Jesse Gall

Fireflies Like Flashbulbs Part One

In Humor, Local, The Mountains, Uncategorized on June 13, 2011 at 11:24 pm

I did it. I finally did it. Nature opened her doors to me and through the lens of the synchronous firefly Photinus carolinus she showed me a light show reminiscent the night scenes in James Cameron’s Avatar. Three days of failed efforts have paid off, as every piece finally fell into perfectly in place. Not to say it didn’t take some effort and take some time.

Arriving around four o’clock, we camped out and played cards, chasing shade for four hours in the parking lot of the Sugarlands Visitor Center before the trolleys finally started to roll in around 6:45. Hundreds of people began to fall into line as the six brown and red trolleys puttered in to take us away to the Elkmont area inside the Smoky Mountains National Park.

Packed like a New York subway car, the trolley snaked through the mountains for ten minutes before arriving at 555 Middle Of Nowhere Drive.
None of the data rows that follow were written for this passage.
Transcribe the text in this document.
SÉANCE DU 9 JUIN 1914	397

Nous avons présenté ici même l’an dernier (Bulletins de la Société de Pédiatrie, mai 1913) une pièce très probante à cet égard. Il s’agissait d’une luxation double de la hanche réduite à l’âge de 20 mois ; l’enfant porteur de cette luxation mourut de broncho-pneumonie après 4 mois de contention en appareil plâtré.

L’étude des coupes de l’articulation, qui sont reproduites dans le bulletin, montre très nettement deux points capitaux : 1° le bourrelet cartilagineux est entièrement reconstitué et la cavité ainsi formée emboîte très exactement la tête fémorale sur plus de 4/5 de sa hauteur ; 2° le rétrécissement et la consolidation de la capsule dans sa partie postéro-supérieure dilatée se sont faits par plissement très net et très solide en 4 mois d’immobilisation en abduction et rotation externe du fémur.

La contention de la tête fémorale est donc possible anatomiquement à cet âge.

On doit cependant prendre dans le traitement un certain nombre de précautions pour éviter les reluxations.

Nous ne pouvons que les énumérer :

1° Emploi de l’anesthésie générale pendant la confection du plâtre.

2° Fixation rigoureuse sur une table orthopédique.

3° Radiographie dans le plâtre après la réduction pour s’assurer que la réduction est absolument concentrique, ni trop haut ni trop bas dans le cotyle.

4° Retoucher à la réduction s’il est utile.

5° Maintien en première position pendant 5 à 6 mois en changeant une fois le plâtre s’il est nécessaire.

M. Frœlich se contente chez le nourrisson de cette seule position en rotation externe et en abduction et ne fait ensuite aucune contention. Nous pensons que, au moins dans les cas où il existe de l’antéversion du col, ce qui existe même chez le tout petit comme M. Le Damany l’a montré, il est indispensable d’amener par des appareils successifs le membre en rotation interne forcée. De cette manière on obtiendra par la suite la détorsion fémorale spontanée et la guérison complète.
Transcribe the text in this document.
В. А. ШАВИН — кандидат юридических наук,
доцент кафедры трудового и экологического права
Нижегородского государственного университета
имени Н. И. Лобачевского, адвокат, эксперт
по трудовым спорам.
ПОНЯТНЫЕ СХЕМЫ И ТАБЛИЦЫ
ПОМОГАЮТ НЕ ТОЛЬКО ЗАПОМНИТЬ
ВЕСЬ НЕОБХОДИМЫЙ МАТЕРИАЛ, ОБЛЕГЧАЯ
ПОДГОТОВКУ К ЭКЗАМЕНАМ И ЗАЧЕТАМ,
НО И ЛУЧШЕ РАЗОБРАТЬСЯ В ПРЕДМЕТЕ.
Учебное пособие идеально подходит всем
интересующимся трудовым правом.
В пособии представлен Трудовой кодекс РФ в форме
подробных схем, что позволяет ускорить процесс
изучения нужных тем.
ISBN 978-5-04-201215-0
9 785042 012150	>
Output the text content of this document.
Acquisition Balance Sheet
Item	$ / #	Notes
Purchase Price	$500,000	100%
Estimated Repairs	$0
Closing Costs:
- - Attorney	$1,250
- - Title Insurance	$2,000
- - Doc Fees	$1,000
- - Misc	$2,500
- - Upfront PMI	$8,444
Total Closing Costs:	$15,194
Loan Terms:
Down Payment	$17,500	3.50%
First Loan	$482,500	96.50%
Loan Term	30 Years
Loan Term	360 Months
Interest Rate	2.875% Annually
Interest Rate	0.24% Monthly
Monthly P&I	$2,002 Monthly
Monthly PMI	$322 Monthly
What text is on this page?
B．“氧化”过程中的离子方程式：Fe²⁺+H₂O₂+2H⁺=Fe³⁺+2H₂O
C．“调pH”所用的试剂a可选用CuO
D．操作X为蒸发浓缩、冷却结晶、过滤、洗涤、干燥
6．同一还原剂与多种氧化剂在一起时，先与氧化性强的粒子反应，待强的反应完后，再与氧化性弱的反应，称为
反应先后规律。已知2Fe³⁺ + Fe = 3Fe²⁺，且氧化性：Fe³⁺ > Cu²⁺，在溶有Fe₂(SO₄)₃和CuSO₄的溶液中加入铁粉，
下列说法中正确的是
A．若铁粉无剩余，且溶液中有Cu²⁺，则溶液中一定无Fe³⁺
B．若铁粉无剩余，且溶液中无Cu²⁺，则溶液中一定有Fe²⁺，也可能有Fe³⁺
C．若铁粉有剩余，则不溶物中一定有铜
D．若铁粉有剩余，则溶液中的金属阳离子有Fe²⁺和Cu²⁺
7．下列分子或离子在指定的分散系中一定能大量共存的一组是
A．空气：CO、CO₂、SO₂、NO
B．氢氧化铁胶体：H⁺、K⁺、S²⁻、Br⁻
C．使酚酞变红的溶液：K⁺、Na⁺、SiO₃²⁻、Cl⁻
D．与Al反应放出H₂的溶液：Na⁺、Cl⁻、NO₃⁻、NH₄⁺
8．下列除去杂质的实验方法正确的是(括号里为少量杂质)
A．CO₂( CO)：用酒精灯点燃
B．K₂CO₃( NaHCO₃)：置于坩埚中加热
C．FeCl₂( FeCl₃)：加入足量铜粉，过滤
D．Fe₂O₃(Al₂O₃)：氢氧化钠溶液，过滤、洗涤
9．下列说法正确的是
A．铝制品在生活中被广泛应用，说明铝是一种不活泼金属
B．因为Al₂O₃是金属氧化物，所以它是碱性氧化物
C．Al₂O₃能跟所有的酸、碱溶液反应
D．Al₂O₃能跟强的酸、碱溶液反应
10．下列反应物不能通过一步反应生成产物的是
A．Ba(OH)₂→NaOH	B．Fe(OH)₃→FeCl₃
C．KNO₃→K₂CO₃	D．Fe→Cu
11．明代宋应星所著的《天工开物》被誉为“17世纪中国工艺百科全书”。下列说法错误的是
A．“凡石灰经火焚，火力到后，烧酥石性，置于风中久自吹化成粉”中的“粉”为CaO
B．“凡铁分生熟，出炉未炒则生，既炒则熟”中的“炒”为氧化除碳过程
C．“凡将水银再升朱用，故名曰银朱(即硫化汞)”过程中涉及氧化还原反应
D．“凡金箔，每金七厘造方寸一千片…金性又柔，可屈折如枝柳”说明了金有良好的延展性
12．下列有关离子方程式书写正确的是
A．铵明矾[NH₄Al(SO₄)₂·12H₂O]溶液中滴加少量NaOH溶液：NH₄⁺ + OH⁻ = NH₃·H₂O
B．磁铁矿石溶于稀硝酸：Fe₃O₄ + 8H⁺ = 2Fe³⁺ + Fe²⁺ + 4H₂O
You’ll know you’re there when a park ranger sitting at a folding table hands you a piece of red cellophane to tape over your flashlight. Why red cellophane you ask? The fireflies prefer mood lighting for their mating dance? No. Apparently, fireflies hate white light and  I can’t blame them because, quite frankly, I did too. It kills visibility and completely impairs anyone’s ability to see these finicky flies of fire! I, like a smart person, chose to forget my flashlight in the car. Others could learn from me. More on the evil flashlight-holders later.

Our fancy cooler rolling behind us like a piece of airport luggage, the four of us moved on down what I would call a slightly paved path. What I mean by “slightly paved” is that I’m very sure this particular path was paved at least once. Probably around the same time pavement was invented. Needless to say, our fancy cooler had become difficult to roll.

I digress. So I throw the obnoxiously bulky cooler over my shoulder and the four of us continued on, pushing forth into the forrest just as the sun began to give it’s first appearances at setting. It had started to fade, the light. But the electricity still roared. On the left, giant trees and a rushing river, quick with punchy little rapids and huge rocks undressed by a shallow tide. The water had fallen miles and miles away on a mountain somewhere, probably yesterday.

On the right of the path, the forrest extended into a green darkness as far as the eye could see. A horizon made completely of vegetation, a wall of ferns and weeds and flowers and trees formed with force, a forrest so complete it only broke to reveal the few  rundown tucked away private residences that rest here. They were dirty and haunched places, no regard for cosmetic considerations. I almost judged these dirty houses. I almost judged these people for how they live among the fireflies. What a thought.